Thomas Merton | Face to Face with the Sham

“After all, some of the basic themes of the existentialism of Heidegger, laying stress as they do on the ineluctable fact of death, on man’s need for authenticity, and on a kind of spiritual liberation, can remind us that the climate in which monastic prayer flourished is not altogether absent from our modern world.  Quite the contrary: this is an age that, by its very nature as a time of crisis, of revolution, of struggle, calls for the special searching and questioning which are the work of the monk in his meditation and prayer. For the monk searches not only his own heart: he plunges deep into the heart of that world of which he remains a part although he seems to have ‘left’ it.  In reality the monk abandons the world only in order to listen more intently to the deepest and most neglected voices that proceed from its inner depth.

This is why the term ‘contemplation’ is both insufficient and ambiguous when it is applied to the highest forms of Christian prayer.  Nothing is more foreign to authentic monastic and ‘contemplative’ (e.g. Carmelite) tradition in the Church than a kind of Gnosticism which would elevate the contemplative above the ordinary struggles and sufferings of human existence, and elevate him to a privileged state among the spiritually pure, as if he were almost an angel, untouched by matter and passion, and no longer familiar with the economy of sacraments, charity and the Cross.  The way of monastic prayer is not a subtle escape from the Christian economy of incarnation and redemption. It is a special way of following Christ, of sharing in his passion and resurrection and in his redemption of the world. For that very reason the dimensions of prayer in solitude are those of man’s ordinary anguish, his self-searching, his moments of nausea at his own vanity, falsity and capacity for betrayal. Far from establishing one in unassailable narcissistic security, the way of prayer brings us face to face with the sham and indignity of the false self that seeks to live for itself alone and to enjoy the ‘consolation of prayer’ for its own sake.  This ‘self’ is pure illusion, and ultimately he who lives for and by such an illusion must end either in disgust or madness.

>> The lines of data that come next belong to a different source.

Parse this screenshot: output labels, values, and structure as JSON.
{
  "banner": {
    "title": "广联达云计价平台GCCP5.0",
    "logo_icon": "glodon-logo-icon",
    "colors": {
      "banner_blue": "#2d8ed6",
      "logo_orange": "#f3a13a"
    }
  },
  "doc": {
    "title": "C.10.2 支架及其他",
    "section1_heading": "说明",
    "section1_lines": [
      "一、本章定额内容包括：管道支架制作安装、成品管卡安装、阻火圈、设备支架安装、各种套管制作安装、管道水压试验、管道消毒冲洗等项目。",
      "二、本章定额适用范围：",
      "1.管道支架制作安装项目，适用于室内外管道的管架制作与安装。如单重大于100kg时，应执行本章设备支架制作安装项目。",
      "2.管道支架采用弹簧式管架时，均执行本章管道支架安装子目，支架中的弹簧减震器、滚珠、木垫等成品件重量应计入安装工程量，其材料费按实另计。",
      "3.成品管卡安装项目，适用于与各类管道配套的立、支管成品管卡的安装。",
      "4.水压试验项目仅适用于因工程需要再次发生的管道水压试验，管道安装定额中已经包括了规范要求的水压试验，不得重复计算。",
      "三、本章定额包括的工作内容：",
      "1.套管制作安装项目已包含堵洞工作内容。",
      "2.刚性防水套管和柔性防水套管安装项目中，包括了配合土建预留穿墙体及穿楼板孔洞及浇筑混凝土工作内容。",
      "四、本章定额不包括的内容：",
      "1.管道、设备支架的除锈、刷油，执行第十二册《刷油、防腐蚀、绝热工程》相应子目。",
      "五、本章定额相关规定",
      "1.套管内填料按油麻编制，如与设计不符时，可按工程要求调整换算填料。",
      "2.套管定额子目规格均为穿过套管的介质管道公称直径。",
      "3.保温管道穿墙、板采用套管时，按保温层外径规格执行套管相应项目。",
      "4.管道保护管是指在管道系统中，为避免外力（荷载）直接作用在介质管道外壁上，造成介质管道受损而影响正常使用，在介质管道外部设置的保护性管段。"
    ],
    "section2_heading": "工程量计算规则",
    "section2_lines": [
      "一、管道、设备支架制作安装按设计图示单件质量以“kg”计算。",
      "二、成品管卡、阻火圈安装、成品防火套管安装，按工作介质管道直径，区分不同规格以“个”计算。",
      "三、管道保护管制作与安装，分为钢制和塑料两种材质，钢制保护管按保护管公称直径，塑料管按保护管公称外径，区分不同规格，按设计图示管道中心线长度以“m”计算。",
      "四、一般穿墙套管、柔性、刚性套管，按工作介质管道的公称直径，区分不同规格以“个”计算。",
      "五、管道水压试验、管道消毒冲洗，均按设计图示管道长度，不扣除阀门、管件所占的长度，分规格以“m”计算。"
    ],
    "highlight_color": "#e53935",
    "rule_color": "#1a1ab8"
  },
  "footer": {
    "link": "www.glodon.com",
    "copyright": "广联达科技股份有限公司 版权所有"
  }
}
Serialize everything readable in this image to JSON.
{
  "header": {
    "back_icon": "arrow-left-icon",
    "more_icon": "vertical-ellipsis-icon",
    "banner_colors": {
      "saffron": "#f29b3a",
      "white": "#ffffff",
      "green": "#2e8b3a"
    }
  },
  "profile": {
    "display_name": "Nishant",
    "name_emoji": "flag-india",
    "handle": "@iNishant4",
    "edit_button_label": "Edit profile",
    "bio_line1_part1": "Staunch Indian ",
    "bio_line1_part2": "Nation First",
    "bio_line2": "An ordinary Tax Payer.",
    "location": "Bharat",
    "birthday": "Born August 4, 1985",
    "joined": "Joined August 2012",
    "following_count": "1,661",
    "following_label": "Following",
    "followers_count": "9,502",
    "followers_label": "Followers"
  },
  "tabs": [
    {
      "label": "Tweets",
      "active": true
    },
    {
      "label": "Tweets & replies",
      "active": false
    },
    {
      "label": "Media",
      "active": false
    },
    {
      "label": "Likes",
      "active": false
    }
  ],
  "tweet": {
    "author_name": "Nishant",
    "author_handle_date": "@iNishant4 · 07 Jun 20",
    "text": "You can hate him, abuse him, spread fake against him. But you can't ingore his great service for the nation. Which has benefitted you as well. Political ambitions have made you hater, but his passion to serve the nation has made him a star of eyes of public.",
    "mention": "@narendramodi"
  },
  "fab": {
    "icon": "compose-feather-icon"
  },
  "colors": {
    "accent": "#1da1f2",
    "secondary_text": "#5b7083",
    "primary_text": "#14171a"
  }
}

On the other hand, we must admit that social life, so-called ‘worldly life,’ in its own way promotes this illusory and narcissistic existence to the very limit.  The curious state of alienation and confusion of man in modern society is perhaps more ‘bearable’ because it is lived in common, with a multitude of distractions and escapes – and also with opportunities for fruitful action and genuine Christian self-forgetfulness.  But underlying all life is the ground of doubt and self-questioning which sooner or later must bring us face to face with the ultimate meaning of our life. This self-questioning can never be without a certain existential ‘dread’ – a sense of insecurity, of ‘lostness,’ of exile, of sin.  A sense that one has somehow been untrue not so much to abstract moral or social norms but to one’s own inmost truth.”